Prothesen, psychologische Begleitung und menschliche Würde: In Bamyan erhalten Menschen mit Behinderung eine ganzheitliche Behandlung – oft ihre einzige Chance auf ein Leben mit Perspektive.

Rahamatullah Arifi ist Landwirt. Nach einer schweren Knocheninfektion verlor er sein Bein. Jahrelang schleppte er sich auf Krücken durchs Leben. Eine mehrtägige Reise in die afghanische Hauptstadt Kabul, wo die nächste orthopädische Klinik wäre, konnte er sich nicht leisten.

In Bamyan findet er nun Hilfe – kostenlos. «Ich bin ein einfacher Bauer und habe nicht viel Geld.

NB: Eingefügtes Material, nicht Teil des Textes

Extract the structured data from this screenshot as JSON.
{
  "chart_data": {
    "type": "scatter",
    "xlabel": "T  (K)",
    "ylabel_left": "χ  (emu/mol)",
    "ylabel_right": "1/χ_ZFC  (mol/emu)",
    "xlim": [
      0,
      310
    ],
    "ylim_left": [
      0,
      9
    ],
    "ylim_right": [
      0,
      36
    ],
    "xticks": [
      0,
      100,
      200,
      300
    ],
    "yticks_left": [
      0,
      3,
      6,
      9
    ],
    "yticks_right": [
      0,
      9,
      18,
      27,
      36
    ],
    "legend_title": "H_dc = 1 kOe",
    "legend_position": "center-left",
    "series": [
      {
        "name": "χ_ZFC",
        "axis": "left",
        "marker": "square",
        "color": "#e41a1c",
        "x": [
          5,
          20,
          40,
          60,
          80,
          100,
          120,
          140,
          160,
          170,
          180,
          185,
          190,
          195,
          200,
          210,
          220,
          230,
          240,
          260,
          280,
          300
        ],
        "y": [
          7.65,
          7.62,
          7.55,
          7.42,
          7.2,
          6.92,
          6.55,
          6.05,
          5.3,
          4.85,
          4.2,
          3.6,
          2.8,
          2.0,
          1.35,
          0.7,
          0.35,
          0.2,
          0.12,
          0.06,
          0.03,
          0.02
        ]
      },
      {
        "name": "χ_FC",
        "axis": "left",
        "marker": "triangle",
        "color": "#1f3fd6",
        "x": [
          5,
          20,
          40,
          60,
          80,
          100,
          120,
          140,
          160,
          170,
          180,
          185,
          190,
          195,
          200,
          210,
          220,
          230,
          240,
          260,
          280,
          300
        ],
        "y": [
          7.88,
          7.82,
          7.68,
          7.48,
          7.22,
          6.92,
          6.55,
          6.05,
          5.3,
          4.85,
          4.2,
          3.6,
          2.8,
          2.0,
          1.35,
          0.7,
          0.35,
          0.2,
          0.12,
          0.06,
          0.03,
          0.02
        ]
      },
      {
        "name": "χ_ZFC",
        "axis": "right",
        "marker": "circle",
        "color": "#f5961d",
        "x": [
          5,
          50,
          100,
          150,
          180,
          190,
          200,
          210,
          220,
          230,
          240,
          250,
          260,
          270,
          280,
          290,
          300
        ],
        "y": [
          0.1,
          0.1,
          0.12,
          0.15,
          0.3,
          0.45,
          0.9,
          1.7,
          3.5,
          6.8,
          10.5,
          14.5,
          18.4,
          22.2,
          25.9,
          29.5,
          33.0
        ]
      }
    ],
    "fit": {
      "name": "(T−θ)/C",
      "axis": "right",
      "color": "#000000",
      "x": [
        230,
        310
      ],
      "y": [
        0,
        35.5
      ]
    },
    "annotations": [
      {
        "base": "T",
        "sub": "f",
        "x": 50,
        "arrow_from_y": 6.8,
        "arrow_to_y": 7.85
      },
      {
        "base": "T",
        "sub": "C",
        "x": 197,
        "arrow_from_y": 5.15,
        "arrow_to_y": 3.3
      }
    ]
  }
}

Ich muss täglich auf dem Feld arbeiten. Deshalb bin ich sehr glücklich, dass ich hier behandelt werden kann», sagt er.

Die orthopädische Klinik in Bamyan besteht seit zwei Jahren. Betrieben wird sie von der NGO Handicap International, unterstützt unter anderem aus der Schweiz. Für viele ist sie die einzige Möglichkeit, eine Prothese zu erhalten – in einem Land, in dem noch immer zahlreiche Menschen durch Anti-Personen-Minen verletzt werden.

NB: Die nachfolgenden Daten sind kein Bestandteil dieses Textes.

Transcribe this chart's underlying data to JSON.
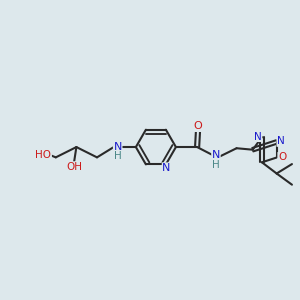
{
  "bg_color": "#dde8ec",
  "bond_color": "#2a2a2a",
  "bond_width": 1.5,
  "atom_colors": {
    "C": "#2a2a2a",
    "N": "#1a1acc",
    "O": "#cc1a1a",
    "H": "#4a8888"
  },
  "font_size": 7.5
}
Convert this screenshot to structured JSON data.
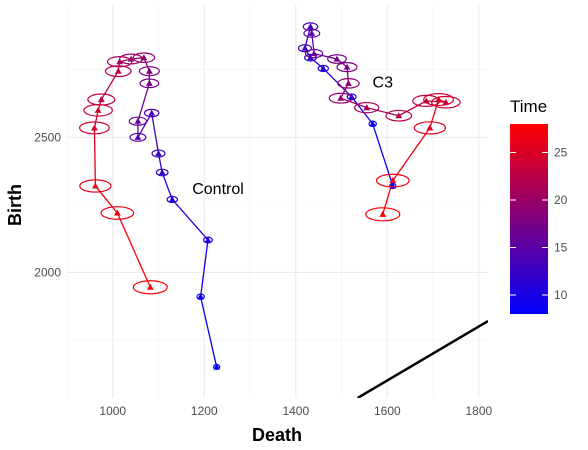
{
  "chart_data": {
    "type": "scatter",
    "xlabel": "Death",
    "ylabel": "Birth",
    "xlim": [
      900,
      1820
    ],
    "ylim": [
      1535,
      2990
    ],
    "x_ticks": [
      1000,
      1200,
      1400,
      1600,
      1800
    ],
    "y_ticks": [
      2000,
      2500
    ],
    "grid": true,
    "diagonal_line": true,
    "legend": {
      "title": "Time",
      "placement": "right",
      "type": "colorbar",
      "range": [
        8,
        28
      ],
      "ticks": [
        10,
        15,
        20,
        25
      ],
      "low_color": "#0000ff",
      "high_color": "#ff0000"
    },
    "series": [
      {
        "label": "Control",
        "label_pos": {
          "x": 1230,
          "y": 2290
        },
        "points": [
          {
            "x": 1227,
            "y": 1650,
            "t": 8
          },
          {
            "x": 1192,
            "y": 1910,
            "t": 9
          },
          {
            "x": 1208,
            "y": 2120,
            "t": 10
          },
          {
            "x": 1130,
            "y": 2270,
            "t": 11
          },
          {
            "x": 1108,
            "y": 2370,
            "t": 12
          },
          {
            "x": 1100,
            "y": 2440,
            "t": 13
          },
          {
            "x": 1085,
            "y": 2590,
            "t": 14
          },
          {
            "x": 1055,
            "y": 2500,
            "t": 15
          },
          {
            "x": 1055,
            "y": 2560,
            "t": 16
          },
          {
            "x": 1080,
            "y": 2700,
            "t": 17
          },
          {
            "x": 1080,
            "y": 2745,
            "t": 18
          },
          {
            "x": 1068,
            "y": 2795,
            "t": 19
          },
          {
            "x": 1040,
            "y": 2790,
            "t": 20
          },
          {
            "x": 1015,
            "y": 2780,
            "t": 21
          },
          {
            "x": 1012,
            "y": 2745,
            "t": 22
          },
          {
            "x": 975,
            "y": 2640,
            "t": 23
          },
          {
            "x": 968,
            "y": 2600,
            "t": 24
          },
          {
            "x": 960,
            "y": 2535,
            "t": 25
          },
          {
            "x": 962,
            "y": 2320,
            "t": 26
          },
          {
            "x": 1010,
            "y": 2220,
            "t": 27
          },
          {
            "x": 1082,
            "y": 1945,
            "t": 28
          }
        ]
      },
      {
        "label": "C3",
        "label_pos": {
          "x": 1590,
          "y": 2685
        },
        "points": [
          {
            "x": 1612,
            "y": 2320,
            "t": 8
          },
          {
            "x": 1568,
            "y": 2550,
            "t": 9
          },
          {
            "x": 1522,
            "y": 2650,
            "t": 10
          },
          {
            "x": 1460,
            "y": 2755,
            "t": 11
          },
          {
            "x": 1432,
            "y": 2795,
            "t": 12
          },
          {
            "x": 1420,
            "y": 2830,
            "t": 13
          },
          {
            "x": 1432,
            "y": 2910,
            "t": 14
          },
          {
            "x": 1435,
            "y": 2885,
            "t": 15
          },
          {
            "x": 1440,
            "y": 2810,
            "t": 16
          },
          {
            "x": 1490,
            "y": 2790,
            "t": 17
          },
          {
            "x": 1512,
            "y": 2760,
            "t": 18
          },
          {
            "x": 1515,
            "y": 2700,
            "t": 19
          },
          {
            "x": 1498,
            "y": 2645,
            "t": 20
          },
          {
            "x": 1555,
            "y": 2610,
            "t": 21
          },
          {
            "x": 1625,
            "y": 2580,
            "t": 22
          },
          {
            "x": 1685,
            "y": 2635,
            "t": 23
          },
          {
            "x": 1728,
            "y": 2630,
            "t": 24
          },
          {
            "x": 1712,
            "y": 2640,
            "t": 25
          },
          {
            "x": 1693,
            "y": 2535,
            "t": 26
          },
          {
            "x": 1612,
            "y": 2340,
            "t": 27
          },
          {
            "x": 1590,
            "y": 2215,
            "t": 28
          }
        ]
      }
    ]
  }
}
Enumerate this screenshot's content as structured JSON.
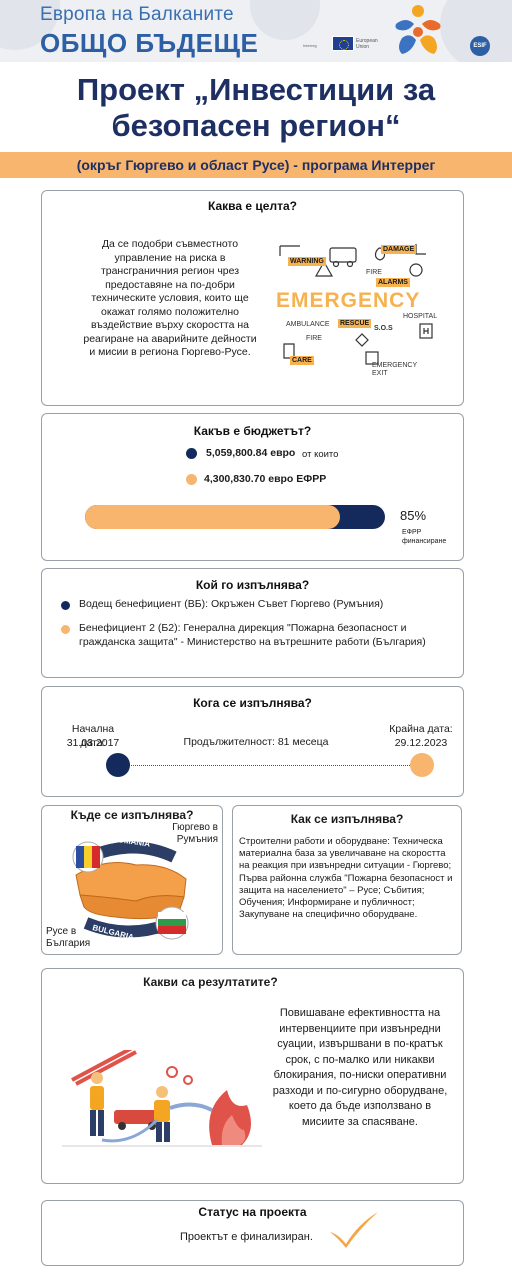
{
  "header": {
    "subtitle": "Европа на Балканите",
    "brand": "ОБЩО БЪДЕЩЕ",
    "partner_text": "Interreg",
    "eu_text": "European Union",
    "esif_text": "ESIF"
  },
  "title": {
    "line1": "Проект „Инвестиции за",
    "line2": "безопасен регион“"
  },
  "band": "(окръг Гюргево и област Русе) - програма Интеррег",
  "goal": {
    "heading": "Каква е целта?",
    "text": "Да се подобри съвместното управление на риска в трансграничния регион чрез предоставяне на по-добри техническите условия, които ще окажат голямо положително въздействие върху скоростта на реагиране на аварийните дейности и мисии в региона Гюргево-Русе.",
    "graphic": {
      "word": "EMERGENCY",
      "tags": [
        "DAMAGE",
        "WARNING",
        "FIRE",
        "ALARMS",
        "HOSPITAL",
        "AMBULANCE",
        "RESCUE",
        "S.O.S",
        "FIRE",
        "CARE",
        "EMERGENCY EXIT"
      ]
    }
  },
  "budget": {
    "heading": "Какъв е бюджетът?",
    "total_value": "5,059,800.84 евро",
    "total_suffix": "от които",
    "erdf_value": "4,300,830.70 евро ЕФРР",
    "percent": "85%",
    "percent_fraction": 0.85,
    "caption": "ЕФРР финансиране",
    "colors": {
      "navy": "#152a5c",
      "orange": "#f7b56e"
    }
  },
  "who": {
    "heading": "Кой го изпълнява?",
    "items": [
      "Водещ бенефициент (ВБ): Окръжен Съвет Гюргево (Румъния)",
      "Бенефициент 2 (Б2): Генерална дирекция \"Пожарна безопасност и гражданска защита\" - Министерство на вътрешните работи (България)"
    ]
  },
  "when": {
    "heading": "Кога се изпълнява?",
    "start_label": "Начална дата:",
    "start_date": "31.03.2017",
    "duration": "Продължителност: 81 месеца",
    "end_label": "Крайна дата:",
    "end_date": "29.12.2023"
  },
  "where": {
    "heading": "Къде се изпълнява?",
    "ro_label": "Гюргево в Румъния",
    "bg_label": "Русе в България",
    "map_ro": "ROMANIA",
    "map_bg": "BULGARIA"
  },
  "how": {
    "heading": "Как се изпълнява?",
    "text": "Строителни работи и оборудване: Техническа материална база за увеличаване на скоростта на реакция при извънредни ситуации - Гюргево; Първа районна служба \"Пожарна безопасност и защита на населението\" – Русе; Събития; Обучения; Информиране и публичност; Закупуване на специфично оборудване."
  },
  "results": {
    "heading": "Какви са резултатите?",
    "text": "Повишаване ефективността на интервенциите при извънредни суации, извършвани в по-кратък срок, с по-малко или никакви блокирания, по-ниски оперативни разходи и по-сигурно оборудване, което да бъде използвано в мисиите за спасяване."
  },
  "status": {
    "heading": "Статус на проекта",
    "text": "Проектът е финализиран."
  }
}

Menschen aus abgelegenen Regionen kommen leider oft gar nicht oder viel zu spät.
Autor: Aziz Absar Orthopädietechniker in Bamyan

«Die meisten unserer Patienten sind Minenopfer», sagt Orthopädietechniker Aziz Absar. «Aber auch Unfälle oder Infektionen führen dazu, dass Menschen eine Prothese brauchen.» Absar hat bereits hunderten Patienten geholfen. Doch viele kommen gar nicht erst in die Klinik. «Sie leben in abgelegenen Regionen. Für sie ist es sehr schwierig, hierherzukommen. Deshalb kommen sie leider oft gar nicht oder viel zu spät.»

Unterstützung für Körper und Seele

Auch Frauen finden in Bamyan medizinische Versorgung – durch Frauen. Für sie ist es einer der wenigen Bereiche, in denen sie noch arbeiten dürfen. Die Orthopädietechnikerin Sima Ahmadi behandelt ihre Patientinnen in einem abgetrennten Bereich. «Ich sehe die Frauen nicht nur als medizinische Fälle. Ich sehe sie als Mitträgerinnen der Familie. Das Leben ist wirklich nicht einfach für uns. Deshalb macht es mich besonders glücklich, ihr von Frau zu Frau helfen zu können», sagt sie.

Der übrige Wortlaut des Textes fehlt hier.